The inositol trisphosphate receptor of Xenopus oocytes

Xenopus laevis oocytes (stages V and VI) are a widely used model system for the study of Ca²⁺ signaling. The properties of the Xenopus oocyte InsP₃ receptor (InsP₃R) are of paramount importance for our thinking about this system and for our efforts to model Ca²⁺ dynamics in the oocyte cytosol. The recent data regarding the molecular structure, the regulation and the functional properties of the Xenopus oocyte InsP₃R are summarized in this review. The main properties of the Xenopus oocyte InsP₃R are compared with the properties of the cerebellar InsP₃R and are shown to be remarkably similar. The density of the InsP₃R in Xenopus oocyte cytoplasm is estimated to a value between 1.1-4.1 × 10¹⁴ tetrameric InsP₃Rs/I. The use of these numbers in a quantitative model of Ca²⁺ wave propagation leads to values of Ca²⁺ wave amplitude (0.8-1.5 μM Ca²⁺) and velocity of the wave propagation (12-24 μm/s) that are in excellent agreement with the values observed experimentally.
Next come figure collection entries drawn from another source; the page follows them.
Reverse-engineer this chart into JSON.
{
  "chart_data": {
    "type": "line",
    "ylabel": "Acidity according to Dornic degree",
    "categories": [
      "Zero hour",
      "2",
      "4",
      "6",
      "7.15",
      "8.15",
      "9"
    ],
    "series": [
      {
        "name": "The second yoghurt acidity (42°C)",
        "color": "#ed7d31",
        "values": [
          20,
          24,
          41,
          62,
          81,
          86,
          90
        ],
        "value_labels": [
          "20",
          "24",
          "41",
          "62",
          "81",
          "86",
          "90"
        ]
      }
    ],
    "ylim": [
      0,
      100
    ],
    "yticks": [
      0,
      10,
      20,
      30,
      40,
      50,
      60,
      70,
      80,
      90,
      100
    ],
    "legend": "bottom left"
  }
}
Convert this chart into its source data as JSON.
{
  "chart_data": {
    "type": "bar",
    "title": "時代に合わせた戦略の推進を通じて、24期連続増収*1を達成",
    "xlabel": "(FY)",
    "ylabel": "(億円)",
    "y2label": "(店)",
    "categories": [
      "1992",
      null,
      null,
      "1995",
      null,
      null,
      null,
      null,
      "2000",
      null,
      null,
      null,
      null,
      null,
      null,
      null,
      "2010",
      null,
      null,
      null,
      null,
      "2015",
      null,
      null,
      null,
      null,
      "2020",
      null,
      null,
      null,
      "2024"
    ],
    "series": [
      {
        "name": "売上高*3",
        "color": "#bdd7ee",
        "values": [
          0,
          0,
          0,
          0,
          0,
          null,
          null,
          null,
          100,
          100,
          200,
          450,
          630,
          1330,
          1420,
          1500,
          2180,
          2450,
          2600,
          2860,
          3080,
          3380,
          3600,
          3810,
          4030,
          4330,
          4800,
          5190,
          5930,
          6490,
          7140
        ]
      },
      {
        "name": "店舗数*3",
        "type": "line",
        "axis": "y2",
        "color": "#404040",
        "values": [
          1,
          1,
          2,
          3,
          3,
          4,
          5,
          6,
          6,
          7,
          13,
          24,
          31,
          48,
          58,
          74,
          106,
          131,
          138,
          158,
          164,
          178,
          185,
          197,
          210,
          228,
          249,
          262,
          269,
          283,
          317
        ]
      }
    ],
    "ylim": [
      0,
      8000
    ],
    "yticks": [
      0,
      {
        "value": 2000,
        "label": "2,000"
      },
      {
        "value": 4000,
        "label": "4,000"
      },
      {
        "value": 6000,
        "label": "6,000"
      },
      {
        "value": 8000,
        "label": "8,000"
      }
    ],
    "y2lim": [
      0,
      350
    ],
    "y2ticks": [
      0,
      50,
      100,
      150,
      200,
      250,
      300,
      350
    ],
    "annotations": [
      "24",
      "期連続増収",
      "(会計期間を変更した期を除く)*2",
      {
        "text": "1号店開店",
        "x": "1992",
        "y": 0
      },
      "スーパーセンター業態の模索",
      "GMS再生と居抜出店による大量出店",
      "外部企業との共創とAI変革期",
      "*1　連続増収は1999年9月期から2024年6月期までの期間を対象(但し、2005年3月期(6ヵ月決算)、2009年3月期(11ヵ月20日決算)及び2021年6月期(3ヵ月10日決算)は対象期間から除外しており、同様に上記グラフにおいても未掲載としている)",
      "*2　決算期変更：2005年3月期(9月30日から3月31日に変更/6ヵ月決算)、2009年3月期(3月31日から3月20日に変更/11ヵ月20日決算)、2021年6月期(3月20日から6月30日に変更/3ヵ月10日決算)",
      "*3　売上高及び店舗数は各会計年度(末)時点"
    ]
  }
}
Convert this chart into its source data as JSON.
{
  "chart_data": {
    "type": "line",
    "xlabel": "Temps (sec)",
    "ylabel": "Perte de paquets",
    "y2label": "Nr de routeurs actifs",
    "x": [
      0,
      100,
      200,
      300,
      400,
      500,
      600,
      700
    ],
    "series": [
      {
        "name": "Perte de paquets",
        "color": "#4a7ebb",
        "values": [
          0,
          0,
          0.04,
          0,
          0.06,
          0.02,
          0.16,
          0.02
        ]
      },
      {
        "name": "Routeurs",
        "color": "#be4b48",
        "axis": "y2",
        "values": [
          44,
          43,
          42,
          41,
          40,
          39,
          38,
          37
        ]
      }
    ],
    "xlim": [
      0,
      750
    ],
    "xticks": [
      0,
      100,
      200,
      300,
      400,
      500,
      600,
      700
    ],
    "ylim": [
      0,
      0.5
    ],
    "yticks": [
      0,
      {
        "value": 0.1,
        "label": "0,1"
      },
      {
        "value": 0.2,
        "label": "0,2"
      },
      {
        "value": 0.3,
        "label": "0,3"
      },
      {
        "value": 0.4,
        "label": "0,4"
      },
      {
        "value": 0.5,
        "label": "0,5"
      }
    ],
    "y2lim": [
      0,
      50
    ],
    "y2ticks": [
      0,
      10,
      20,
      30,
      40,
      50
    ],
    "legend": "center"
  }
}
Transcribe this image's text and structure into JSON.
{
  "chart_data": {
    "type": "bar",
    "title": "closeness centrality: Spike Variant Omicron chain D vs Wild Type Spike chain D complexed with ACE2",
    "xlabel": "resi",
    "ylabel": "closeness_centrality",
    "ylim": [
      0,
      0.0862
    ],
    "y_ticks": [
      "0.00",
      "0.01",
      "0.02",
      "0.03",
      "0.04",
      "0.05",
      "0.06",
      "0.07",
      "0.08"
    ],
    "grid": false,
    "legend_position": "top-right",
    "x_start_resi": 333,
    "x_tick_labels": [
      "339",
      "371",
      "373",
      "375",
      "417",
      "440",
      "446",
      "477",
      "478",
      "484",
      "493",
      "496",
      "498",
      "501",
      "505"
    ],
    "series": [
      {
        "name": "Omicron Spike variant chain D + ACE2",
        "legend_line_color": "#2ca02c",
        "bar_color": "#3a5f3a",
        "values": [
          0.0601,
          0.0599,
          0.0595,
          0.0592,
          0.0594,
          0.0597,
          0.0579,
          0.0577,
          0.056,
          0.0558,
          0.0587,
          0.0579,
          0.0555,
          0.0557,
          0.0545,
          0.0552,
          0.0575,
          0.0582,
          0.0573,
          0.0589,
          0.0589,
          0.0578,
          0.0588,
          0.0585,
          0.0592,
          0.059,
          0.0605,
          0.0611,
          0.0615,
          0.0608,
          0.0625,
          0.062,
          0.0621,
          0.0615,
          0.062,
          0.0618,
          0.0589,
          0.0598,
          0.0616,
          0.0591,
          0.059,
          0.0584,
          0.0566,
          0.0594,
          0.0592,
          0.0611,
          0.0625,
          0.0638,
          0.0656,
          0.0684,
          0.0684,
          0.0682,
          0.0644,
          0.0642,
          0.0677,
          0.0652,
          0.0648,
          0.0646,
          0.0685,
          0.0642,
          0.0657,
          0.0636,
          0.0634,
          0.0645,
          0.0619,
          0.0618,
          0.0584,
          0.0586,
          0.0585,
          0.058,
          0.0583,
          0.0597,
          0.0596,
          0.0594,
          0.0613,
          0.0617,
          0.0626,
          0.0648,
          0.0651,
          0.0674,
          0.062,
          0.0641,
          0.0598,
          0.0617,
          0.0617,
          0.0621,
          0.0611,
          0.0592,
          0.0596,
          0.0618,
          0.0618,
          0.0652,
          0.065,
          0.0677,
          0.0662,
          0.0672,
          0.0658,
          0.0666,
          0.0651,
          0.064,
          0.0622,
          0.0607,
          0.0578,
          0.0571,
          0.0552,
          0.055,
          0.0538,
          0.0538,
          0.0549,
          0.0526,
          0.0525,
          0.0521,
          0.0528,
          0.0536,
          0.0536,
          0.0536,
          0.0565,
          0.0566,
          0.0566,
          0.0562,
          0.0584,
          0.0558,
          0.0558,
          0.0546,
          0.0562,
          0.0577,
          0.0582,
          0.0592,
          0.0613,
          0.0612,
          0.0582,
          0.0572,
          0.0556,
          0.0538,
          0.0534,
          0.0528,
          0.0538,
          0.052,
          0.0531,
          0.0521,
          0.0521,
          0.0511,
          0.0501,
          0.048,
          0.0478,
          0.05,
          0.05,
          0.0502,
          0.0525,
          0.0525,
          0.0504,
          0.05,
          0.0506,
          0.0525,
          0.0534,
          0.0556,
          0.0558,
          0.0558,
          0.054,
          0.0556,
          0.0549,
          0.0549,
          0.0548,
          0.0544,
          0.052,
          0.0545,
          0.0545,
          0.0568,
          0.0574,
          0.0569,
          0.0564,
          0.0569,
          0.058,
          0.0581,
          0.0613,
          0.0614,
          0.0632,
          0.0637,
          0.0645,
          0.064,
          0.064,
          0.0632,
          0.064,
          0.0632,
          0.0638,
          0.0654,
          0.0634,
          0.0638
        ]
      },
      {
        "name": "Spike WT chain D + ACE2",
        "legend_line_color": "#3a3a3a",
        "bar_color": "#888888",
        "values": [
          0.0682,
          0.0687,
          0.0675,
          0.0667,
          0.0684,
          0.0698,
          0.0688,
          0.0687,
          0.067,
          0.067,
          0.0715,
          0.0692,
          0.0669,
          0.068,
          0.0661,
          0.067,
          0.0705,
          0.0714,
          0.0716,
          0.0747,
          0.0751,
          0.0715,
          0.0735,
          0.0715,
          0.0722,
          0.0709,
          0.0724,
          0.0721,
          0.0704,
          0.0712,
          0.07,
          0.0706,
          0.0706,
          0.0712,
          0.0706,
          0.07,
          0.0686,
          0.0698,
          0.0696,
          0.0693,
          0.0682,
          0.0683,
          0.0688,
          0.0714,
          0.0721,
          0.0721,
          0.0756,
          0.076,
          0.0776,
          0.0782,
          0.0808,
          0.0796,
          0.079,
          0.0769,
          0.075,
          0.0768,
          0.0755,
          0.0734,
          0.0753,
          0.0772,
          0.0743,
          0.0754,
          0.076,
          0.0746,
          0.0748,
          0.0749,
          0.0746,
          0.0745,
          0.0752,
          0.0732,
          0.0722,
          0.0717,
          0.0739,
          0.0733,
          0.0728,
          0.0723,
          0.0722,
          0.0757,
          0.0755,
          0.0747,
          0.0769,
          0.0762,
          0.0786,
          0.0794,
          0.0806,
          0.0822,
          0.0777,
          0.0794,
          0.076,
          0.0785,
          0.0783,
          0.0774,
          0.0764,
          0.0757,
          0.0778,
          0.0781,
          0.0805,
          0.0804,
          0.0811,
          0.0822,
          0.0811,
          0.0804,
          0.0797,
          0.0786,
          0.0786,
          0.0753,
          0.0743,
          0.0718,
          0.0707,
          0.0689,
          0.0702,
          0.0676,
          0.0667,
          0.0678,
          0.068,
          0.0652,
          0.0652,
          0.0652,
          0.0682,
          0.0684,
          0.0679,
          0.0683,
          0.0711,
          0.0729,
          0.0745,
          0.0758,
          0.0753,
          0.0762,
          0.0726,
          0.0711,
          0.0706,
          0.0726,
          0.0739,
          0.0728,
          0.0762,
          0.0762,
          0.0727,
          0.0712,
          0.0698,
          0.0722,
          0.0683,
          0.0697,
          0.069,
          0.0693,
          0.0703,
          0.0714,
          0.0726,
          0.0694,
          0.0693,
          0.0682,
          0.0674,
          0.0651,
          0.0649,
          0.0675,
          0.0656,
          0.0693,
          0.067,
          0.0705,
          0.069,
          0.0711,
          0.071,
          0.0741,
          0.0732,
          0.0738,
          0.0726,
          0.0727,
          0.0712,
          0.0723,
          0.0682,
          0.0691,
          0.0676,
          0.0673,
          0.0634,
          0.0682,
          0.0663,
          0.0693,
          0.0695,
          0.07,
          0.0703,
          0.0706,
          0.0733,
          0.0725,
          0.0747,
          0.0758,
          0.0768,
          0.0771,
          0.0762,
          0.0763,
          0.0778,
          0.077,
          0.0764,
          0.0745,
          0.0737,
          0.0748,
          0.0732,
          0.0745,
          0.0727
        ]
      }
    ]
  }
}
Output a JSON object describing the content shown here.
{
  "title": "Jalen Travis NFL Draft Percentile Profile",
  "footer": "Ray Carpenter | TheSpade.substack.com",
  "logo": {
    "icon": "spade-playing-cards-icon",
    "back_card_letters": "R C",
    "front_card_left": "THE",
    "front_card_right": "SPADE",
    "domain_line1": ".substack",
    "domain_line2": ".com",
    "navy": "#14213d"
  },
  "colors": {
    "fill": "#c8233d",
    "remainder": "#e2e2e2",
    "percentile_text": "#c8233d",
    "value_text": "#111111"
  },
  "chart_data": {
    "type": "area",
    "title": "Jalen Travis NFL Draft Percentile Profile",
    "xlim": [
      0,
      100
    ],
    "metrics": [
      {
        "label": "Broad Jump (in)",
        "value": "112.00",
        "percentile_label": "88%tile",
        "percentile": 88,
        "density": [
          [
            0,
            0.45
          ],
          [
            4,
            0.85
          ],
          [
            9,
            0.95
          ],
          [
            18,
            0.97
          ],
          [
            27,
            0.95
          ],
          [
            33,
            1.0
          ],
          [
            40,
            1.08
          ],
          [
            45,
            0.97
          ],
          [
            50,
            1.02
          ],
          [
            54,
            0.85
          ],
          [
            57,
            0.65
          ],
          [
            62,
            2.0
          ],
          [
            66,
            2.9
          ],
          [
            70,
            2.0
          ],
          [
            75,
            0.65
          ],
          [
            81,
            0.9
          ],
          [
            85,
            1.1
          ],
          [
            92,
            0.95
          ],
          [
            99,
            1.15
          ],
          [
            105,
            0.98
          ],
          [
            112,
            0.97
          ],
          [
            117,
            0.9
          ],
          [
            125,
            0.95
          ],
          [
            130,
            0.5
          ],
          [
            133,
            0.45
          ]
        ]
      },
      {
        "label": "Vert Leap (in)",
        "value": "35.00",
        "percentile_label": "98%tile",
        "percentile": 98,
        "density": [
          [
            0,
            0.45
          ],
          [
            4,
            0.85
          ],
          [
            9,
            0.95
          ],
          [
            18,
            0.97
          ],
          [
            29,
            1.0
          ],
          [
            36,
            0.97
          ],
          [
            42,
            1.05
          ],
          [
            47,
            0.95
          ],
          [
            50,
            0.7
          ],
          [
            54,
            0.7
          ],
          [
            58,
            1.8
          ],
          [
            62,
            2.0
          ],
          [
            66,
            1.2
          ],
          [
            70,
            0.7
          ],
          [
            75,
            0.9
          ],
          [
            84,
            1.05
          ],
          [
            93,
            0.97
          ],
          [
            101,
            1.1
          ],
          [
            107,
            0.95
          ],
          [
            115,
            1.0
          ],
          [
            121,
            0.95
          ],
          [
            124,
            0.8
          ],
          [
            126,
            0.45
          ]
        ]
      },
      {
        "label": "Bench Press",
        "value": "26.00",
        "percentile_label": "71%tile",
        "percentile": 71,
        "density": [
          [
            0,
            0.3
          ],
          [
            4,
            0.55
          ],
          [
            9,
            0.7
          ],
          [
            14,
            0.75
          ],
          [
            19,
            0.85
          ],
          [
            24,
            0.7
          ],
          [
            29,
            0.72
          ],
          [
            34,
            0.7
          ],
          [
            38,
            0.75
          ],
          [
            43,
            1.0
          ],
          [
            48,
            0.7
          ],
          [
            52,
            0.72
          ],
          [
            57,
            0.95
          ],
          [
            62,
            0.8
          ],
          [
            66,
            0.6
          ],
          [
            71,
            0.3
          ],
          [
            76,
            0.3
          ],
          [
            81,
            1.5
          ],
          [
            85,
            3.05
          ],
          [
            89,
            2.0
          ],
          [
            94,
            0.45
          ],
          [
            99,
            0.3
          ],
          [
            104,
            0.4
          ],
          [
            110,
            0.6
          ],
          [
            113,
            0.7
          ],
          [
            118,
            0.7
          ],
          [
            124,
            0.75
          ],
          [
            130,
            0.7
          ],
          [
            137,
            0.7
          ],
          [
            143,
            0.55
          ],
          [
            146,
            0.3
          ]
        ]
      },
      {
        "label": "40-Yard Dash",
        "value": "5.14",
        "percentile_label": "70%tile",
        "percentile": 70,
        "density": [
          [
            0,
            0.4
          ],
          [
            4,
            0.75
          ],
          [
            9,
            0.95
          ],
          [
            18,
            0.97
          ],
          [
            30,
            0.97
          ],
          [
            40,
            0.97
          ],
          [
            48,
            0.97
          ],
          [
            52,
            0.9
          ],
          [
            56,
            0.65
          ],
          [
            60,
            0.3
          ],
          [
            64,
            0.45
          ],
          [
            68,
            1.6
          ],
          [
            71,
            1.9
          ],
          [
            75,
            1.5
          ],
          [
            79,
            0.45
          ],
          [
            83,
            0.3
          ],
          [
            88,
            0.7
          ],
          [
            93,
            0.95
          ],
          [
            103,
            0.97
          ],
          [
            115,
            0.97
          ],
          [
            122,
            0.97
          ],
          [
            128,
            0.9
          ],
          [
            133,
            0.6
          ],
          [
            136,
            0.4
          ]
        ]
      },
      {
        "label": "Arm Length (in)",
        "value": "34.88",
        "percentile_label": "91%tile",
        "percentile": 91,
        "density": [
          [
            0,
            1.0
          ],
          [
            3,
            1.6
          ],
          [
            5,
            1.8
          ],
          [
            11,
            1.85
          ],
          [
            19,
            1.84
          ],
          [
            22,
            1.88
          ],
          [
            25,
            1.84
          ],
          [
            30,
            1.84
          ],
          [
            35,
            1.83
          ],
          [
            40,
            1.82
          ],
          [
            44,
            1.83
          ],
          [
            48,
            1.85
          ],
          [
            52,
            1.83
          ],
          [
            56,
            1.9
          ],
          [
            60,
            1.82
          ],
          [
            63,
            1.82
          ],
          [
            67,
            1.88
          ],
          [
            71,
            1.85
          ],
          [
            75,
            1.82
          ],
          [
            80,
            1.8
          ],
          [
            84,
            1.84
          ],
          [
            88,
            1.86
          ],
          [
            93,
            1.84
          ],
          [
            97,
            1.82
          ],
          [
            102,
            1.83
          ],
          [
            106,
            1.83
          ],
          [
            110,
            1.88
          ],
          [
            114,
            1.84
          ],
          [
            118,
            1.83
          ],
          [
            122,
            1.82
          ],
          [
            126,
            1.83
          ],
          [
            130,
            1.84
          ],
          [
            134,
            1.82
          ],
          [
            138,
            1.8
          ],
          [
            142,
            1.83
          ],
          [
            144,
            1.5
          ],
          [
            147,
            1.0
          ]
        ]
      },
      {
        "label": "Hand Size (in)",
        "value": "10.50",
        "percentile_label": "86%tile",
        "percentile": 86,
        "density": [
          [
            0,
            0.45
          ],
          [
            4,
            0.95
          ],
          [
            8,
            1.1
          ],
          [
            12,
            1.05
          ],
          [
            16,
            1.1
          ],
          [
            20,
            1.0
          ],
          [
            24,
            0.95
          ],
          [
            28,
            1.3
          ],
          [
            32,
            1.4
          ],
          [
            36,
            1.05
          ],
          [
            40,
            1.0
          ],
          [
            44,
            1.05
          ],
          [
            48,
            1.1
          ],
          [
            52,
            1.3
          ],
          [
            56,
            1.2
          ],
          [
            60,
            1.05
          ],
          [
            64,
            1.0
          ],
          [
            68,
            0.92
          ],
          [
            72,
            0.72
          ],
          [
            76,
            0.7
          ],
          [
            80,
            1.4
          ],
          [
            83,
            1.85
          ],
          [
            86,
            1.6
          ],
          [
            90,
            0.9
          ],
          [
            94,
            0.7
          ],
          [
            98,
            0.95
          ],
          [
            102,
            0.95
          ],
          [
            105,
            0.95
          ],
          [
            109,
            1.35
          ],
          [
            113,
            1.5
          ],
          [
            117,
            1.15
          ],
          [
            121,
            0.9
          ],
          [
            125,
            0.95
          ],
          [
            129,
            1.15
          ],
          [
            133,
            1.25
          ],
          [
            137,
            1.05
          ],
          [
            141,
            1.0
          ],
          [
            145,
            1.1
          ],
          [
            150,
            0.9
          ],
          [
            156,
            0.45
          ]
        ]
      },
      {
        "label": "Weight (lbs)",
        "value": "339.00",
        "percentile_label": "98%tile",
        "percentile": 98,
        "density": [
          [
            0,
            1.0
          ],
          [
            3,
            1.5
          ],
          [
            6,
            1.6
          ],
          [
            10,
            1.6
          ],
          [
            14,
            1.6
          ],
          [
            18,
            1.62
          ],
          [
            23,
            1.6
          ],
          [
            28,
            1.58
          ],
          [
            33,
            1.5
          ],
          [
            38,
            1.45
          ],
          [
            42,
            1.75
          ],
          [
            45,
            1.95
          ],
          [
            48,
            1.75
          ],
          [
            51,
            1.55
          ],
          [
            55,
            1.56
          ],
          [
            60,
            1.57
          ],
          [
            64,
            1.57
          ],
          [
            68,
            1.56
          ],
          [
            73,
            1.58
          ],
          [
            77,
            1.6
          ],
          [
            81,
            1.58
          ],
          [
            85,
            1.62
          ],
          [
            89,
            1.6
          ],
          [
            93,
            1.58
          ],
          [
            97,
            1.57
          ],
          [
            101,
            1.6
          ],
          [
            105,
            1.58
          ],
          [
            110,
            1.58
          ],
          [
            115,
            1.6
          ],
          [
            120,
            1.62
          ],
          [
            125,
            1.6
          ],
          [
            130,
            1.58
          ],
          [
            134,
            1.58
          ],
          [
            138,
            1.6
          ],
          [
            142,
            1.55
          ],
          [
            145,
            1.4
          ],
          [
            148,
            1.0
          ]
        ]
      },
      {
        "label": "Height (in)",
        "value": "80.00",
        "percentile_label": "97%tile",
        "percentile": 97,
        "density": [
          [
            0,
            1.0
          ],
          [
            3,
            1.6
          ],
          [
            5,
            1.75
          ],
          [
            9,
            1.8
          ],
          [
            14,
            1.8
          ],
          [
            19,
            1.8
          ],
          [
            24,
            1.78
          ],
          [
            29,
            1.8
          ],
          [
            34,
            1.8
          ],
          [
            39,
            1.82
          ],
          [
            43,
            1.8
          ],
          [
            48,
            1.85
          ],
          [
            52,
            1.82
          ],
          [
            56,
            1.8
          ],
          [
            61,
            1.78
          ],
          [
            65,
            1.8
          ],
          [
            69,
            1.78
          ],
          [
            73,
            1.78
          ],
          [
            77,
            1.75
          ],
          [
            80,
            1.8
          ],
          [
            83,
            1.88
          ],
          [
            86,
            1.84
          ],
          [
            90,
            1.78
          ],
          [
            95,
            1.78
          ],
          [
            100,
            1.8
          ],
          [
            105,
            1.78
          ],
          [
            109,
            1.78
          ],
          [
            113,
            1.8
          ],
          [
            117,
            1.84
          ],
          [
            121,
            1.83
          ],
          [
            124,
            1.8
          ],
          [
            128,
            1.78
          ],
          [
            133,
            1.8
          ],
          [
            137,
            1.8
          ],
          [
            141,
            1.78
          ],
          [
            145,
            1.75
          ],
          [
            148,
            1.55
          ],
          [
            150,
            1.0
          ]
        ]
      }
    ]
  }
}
The density of InsP₃Rs in Purkinje cells of the cerebellum is estimated to be about 20,000-fold higher, but in other types of neurons and in peripheral tissues the InsP₃R density is estimated to be of the same order of magnitude as, or up to 20-fold higher than, in Xenopus oocytes. The implications of differences in InsP₃R density for Ca²⁺ signaling are discussed.